SAR’s Academic Freedom Monitoring Project investigates and reports attacks on higher education with the aim of raising awareness, generating advocacy, and increasing protection for scholars, students, and academic communities. Learn more.

Date of Incident: June 23, 2018

Attack Types: Killings, Violence, Disappearances

Institution(s):National Autonomous University of Nicaragua

Region & Country:Americas | Nicaragua

New or Ongoing:New Incident

On June 23, 2018, state security forces attacked students protesting at the National Autonomous University of Nicaragua (UNAM), resulting in the deaths of two students and over a dozen students injured.

Since April 2018, Nicaraguans have held demonstrations across the country to protest austerity measures ordered by President Daniel Ortega, as well as corruption in government and the electoral system, among other issues.
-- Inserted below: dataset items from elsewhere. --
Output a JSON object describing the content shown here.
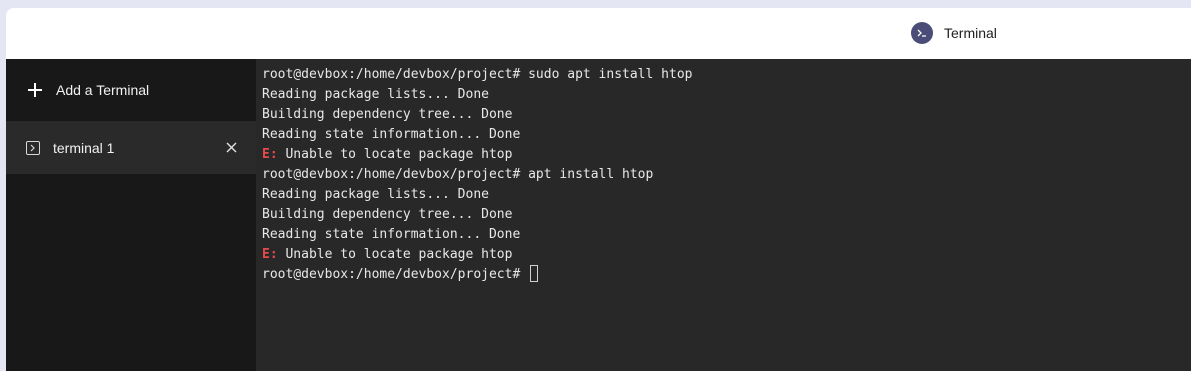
{
  "window": {
    "title": "Terminal",
    "icon": "terminal-app-icon"
  },
  "sidebar": {
    "add_label": "Add a Terminal",
    "tabs": [
      {
        "label": "terminal 1",
        "active": true
      }
    ]
  },
  "terminal": {
    "lines": [
      {
        "prefix": "",
        "text": "root@devbox:/home/devbox/project# sudo apt install htop"
      },
      {
        "prefix": "",
        "text": "Reading package lists... Done"
      },
      {
        "prefix": "",
        "text": "Building dependency tree... Done"
      },
      {
        "prefix": "",
        "text": "Reading state information... Done"
      },
      {
        "prefix": "E:",
        "text": " Unable to locate package htop"
      },
      {
        "prefix": "",
        "text": "root@devbox:/home/devbox/project# apt install htop"
      },
      {
        "prefix": "",
        "text": "Reading package lists... Done"
      },
      {
        "prefix": "",
        "text": "Building dependency tree... Done"
      },
      {
        "prefix": "",
        "text": "Reading state information... Done"
      },
      {
        "prefix": "E:",
        "text": " Unable to locate package htop"
      }
    ],
    "prompt": "root@devbox:/home/devbox/project#",
    "error_color": "#e64a4a",
    "background": "#282828"
  }
}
Human rights groups have reported scores of protesters killed in clashes with state security forces, with hundreds more injured.

As part of the protest movement, students at UNAM and other universities in Nicaragua have occupied their campuses; some student protesters have reportedly engaged in armed conflict against pro-government forces. On the morning of June 23, state security forces reportedly used violence against students occupying the UNAM campus, which reportedly included the firing of live ammunition, apparently in an effort to deter the students from participating in a march later that day.

Scholars at Risk is concerned about violent clashes and the use of lethal force by police in response to a campus protest. While authorities have a legitimate obligation to maintain security and order on campus, such actions must be proportional to the situation and must not restrict the nonviolent exercise of the rights to freedom of expression or assembly; where such restrictions become violent, authorities must conduct thorough investigations and respond appropriately. In addition to the harm to the immediate victims, such incidents have a chilling effect on academic freedom, institutional autonomy, and democratic society generally.